I'll say that a major motivating reason of why I went into physics in the first place is because I found that a deep understanding was a far more efficient way of learning how to do things. I started as an engineer and even went into engineering after my degree. Physics made me a better engineer, and I think a better engineer than had I stayed in engineering. Understanding gave me the ability to not just take building blocks and put them together, but to innovate. Being able to see things at a deeper level allowed me to come to solutions I otherwise could not have. Using math to describe things allowed me to iterate faster (just like how we use simulations). Understanding what the math meant allowed me to solve the problems where the equations no longer applied. It allowed me to know where the equations no longer applied. It told me how to find and derive new ones.

I often found that engineers took an approach of physical testing first, because "the math only gets you so far." But that was just a misunderstanding of how far their math took them. It could do more, just they hadn't been taught that. So maybe I had to take a few days working things out on pen and paper, but that was a cheaper and more robust solution than using the same time to test and iterate.
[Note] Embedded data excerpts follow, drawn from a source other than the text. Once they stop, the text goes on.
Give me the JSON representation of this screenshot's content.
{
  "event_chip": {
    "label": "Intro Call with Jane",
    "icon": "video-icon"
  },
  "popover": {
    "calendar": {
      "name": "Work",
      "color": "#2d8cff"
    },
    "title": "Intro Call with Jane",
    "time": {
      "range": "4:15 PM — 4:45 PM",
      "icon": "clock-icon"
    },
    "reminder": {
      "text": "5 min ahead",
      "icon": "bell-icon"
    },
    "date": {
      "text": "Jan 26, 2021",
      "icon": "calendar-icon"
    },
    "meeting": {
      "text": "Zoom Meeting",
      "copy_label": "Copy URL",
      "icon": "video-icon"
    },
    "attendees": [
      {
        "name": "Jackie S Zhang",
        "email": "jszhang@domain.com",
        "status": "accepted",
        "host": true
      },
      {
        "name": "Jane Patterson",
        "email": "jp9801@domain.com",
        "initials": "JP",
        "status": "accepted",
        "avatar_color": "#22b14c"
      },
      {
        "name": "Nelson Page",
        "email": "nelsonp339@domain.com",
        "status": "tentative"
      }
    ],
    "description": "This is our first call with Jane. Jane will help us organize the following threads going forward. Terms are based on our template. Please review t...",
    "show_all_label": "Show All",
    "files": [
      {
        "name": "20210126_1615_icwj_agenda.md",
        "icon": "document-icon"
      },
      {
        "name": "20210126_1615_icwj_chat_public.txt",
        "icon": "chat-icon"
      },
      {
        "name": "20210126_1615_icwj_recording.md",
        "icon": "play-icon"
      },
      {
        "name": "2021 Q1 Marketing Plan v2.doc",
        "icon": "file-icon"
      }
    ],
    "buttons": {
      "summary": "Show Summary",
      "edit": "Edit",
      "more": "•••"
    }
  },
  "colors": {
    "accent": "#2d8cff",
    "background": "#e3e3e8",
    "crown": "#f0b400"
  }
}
Understanding is a superpower. Problems can be solved without understanding. A mechanic can fix an engine without knowing how it works. But they will certainly be able to fix more problems if they do. The reason to understand is because we want things to work. The problem is, the world isn't so simple that every problem is the same or very similar to another. A calculator is a great tool. It'll solve calculations all day. Much faster than me, with higher accuracy, but it'll never come up with an equation on its own. That isn't to call it useless, but I need to know this if I want to get things done. The more I understand what my calculator can and can't do, the better I can use that tool.

Understanding things, and the pursuit to understand more is what has brought humans to where they are today. I do not understand why this is even such a point of contention. Maybe the pursuit of physics didn't build a computer, but it is without a doubt what laid the foundation. We never could have done this had we not thought to understand lightning. We would have never been able to tame it like we have. Understanding allows us to experiment with what we cannot touch. It does not mean a complete understanding nor does it mean perfection, but it is more than just knowledge.

robotresearcher 13 hours ago | parent | prev [-]

Critiques should come with some argument if they want to be taken seriously.

If I say it’s not real intelligence because the box isn’t blue, how much does anyone owe that critique? How about if a billion people say that blueness is the essence missing from AIs?

Tell me why blue matters and we have a conversation.